My cloth towels go anywhere a paper towel will: I use a damp tea towel to wrap herbs to keep them fresh in the crisper. I stretch a tea towel out on the counter so that wet dishes have a place to air dry. (I oppose hand-drying dishes. My time is much better spent watching Timothy Olyphant in "Justified.") I use them to wipe down the kitchen counters, or scrub down the fridge.
Personally, I put all my dirty napkins and towels into their own hamper in the garage and wash them together every six to eight weeks. Nitpickers might ask whether it wastes more energy to generate the hot water and laundry soap needed to wash all those towels... blah... blah... blah.... The whole point of this exercise -- I mean life change -- is to stop throwing stuff into the garbage.
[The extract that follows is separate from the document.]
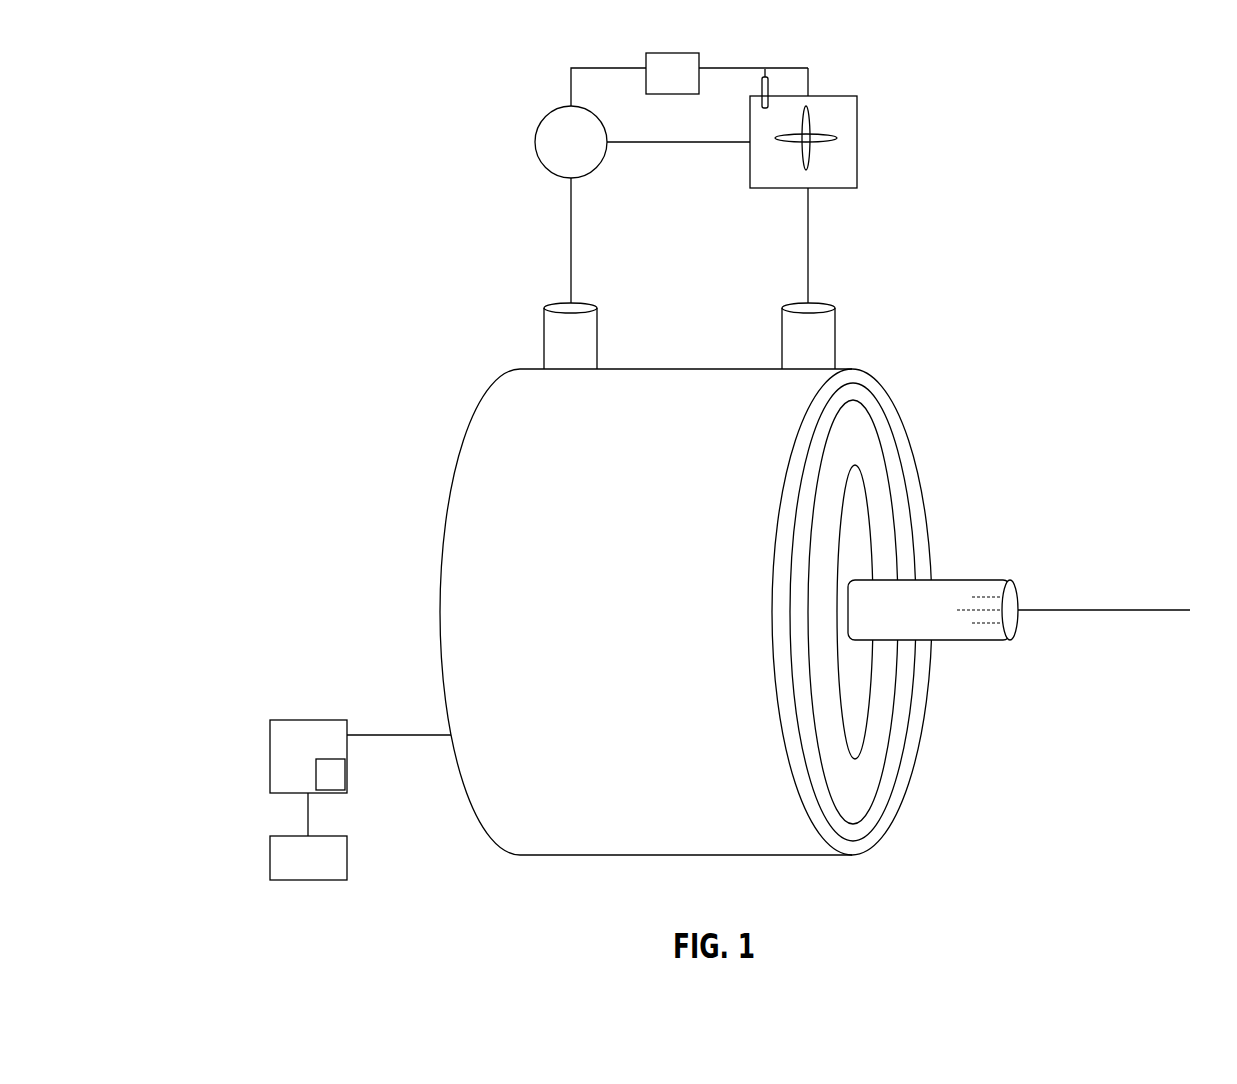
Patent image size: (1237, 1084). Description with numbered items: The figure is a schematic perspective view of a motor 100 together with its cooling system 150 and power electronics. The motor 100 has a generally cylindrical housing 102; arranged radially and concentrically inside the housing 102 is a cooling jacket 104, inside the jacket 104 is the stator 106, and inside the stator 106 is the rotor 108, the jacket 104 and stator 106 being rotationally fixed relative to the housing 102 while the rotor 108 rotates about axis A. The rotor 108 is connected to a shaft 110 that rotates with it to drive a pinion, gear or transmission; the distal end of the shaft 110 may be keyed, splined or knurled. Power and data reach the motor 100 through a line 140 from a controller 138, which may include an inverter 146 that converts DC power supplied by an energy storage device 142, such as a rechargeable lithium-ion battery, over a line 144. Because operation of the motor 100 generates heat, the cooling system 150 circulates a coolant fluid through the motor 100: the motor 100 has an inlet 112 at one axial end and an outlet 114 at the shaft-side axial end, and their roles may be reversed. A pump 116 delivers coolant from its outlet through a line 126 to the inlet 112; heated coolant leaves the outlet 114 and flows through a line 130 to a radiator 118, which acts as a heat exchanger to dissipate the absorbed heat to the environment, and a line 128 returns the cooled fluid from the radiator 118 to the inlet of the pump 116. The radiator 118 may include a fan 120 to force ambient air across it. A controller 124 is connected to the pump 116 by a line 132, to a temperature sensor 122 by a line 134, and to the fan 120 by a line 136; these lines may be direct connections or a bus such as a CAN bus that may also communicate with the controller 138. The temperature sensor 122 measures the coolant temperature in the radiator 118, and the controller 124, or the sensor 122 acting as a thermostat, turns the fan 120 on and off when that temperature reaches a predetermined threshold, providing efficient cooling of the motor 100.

The motor 100 is at (379, 410).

To further reduce my itch for paper towels, I've recently started draping the paper towel holder with tea towels, and stack more tea towels in front of it. I'd have to scratch my way through a forest of tea towels in order to get a paper towel. I've made it easier to reach for a tea towel -- and put my own laziness to work for me.And that's the best kind of progress.
Please let me know any places where I can find cheap tea towels and cloth napkins. I'm always on the lookout for more.